Иван не ответил, молча сел на пол, скользнув спиной по кирпичной стене. Рядом сел Хаммер, застонав и что-то пробормотав еле слышно.

Круль направил фонарь на лицо Джека.

Пот, беспрерывно стекавший по лицу Хаммера, оставлял на испачканном пылью лице хозяина стейк-бара белые полоски.

— Просто зебра какая-то, — засмеялся Круль, усаживаясь у противоположной стены. — Отдышись, полосатый, у меня к тебе разговор.

Хаммер попытался заслониться от режущего света фонаря.

— Ручки убрали! — скомандовал Круль. — Пообрезаю на фиг. Для ответа на мои вопросы тебе руки не нужны, имей в виду.

Хаммер уронил руки на колени.

— Вот так-то лучше, — снова засмеялся Круль и перевел луч света вверх, направил на стену над головой Джека. — Теперь быстро отвечай — кто тебя пас?

— Что? — еле слышно спросил Хаммер.

— Я говорю — на кого ты работал, морячок? Только не заливай мне о галатах, не нужно…

— Почему не нужно? — Хаммер провел по лицу рукой. — Галаты… Они ко мне пришли еще десять лет назад. Пришли, приказали… А у меня выбор был? Был у меня выбор? Я сунулся в Конюшню, как, мол, поступить, жить-то хочется… Жеребцы, они тоже церемониться не станут, если сотрудничество с галатами всплывет…

— Кто тебя вербовал? — спросил Круль.

Луч фонаря снова опустился вниз, на лицо Хаммера, превратившееся в черно-белую маску отчаяния.

— Я ведь могу и пристрелить…

— Можешь, — кивнул Хаммер. — Стреляй, чего тянешь?

— Оп-па, — луч скользнул к Ивану, ослепил на мгновение, потом снова вернулся к Хаммеру. — Слышал, Ваня, как полагаешь, откуда такая смелость вдруг образовалась у нашего трусливого друга?

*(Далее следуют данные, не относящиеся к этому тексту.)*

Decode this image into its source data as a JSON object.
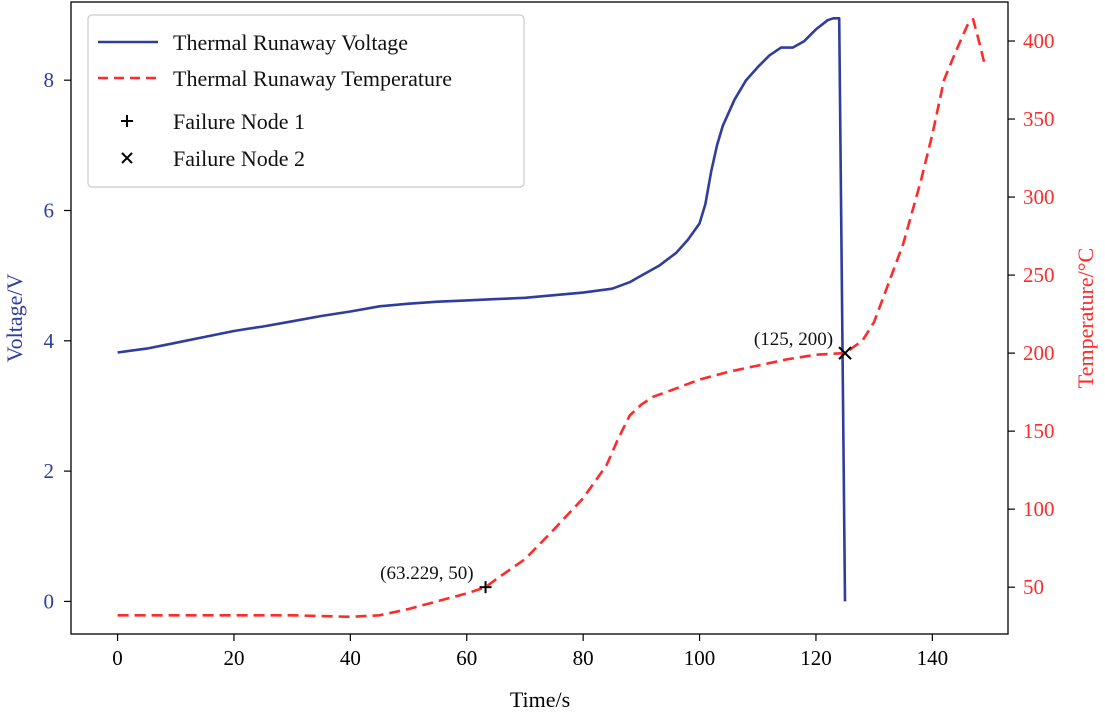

Иван закрыл глаза, пытаясь избавиться от белых пятен перед глазами. Круль — идиот. Машет фонарем почем зря, а если сейчас кто-то появится из темноты, Ивану придется сражаться на ощупь. Подошел к гаду, нащупал, приставил ствол и выстрелил. Смешно.

— Ваня! — окликнул Круль. — Ты спишь?

— Я проморгаться пытаюсь, — буркнул Иван. — А Хаммер, может, бояться устал. Запсиховал, я ведь его бабу полчаса назад пристрелил, если ты не заметил.

— Психуешь, морячок? — спросил Круль.

Хаммер не ответил, опустил голову и сжал лицо руками.

— Нет, — сказал Круль. — Не психует. Притворяется. Гадом буду — притворяется. Он бы сейчас должен был орать, махать руками или просить пощады — знал ведь, сука, что не просто так отпущен на выпас, что прийти за ним должны. Либо ты, либо другие. Чем его могли припугнуть, отправляя на такое дело? Или что пообещать?

А предавшийся говорит дело, подумал Иван. Под угрозой смерти в бар Хаммер бы не пошел. Не тот человек. И тут смерть, и там смерть — чего дергаться. Пытки испугался? Так Иван бы с ним церемониться не стал. Те же пытки, только в профиль. Галаты добрались бы до Хаммера раньше? Так допрос Ивана показался бы Хаммеру на этом фоне милой непринужденной беседой.

— Честно говоря, мне лень, — Круль выключил фонарь, и в коридор вернулась темнота, перестала прятаться за поворотом и в щелях древней кладки. — Поверь, я могу тебя разговорить, не брезглив. Вон Ваня не даст соврать.

Иван промолчал.

— Слышал? Молчит, а молчание — знак согласия, — Круль сделал паузу.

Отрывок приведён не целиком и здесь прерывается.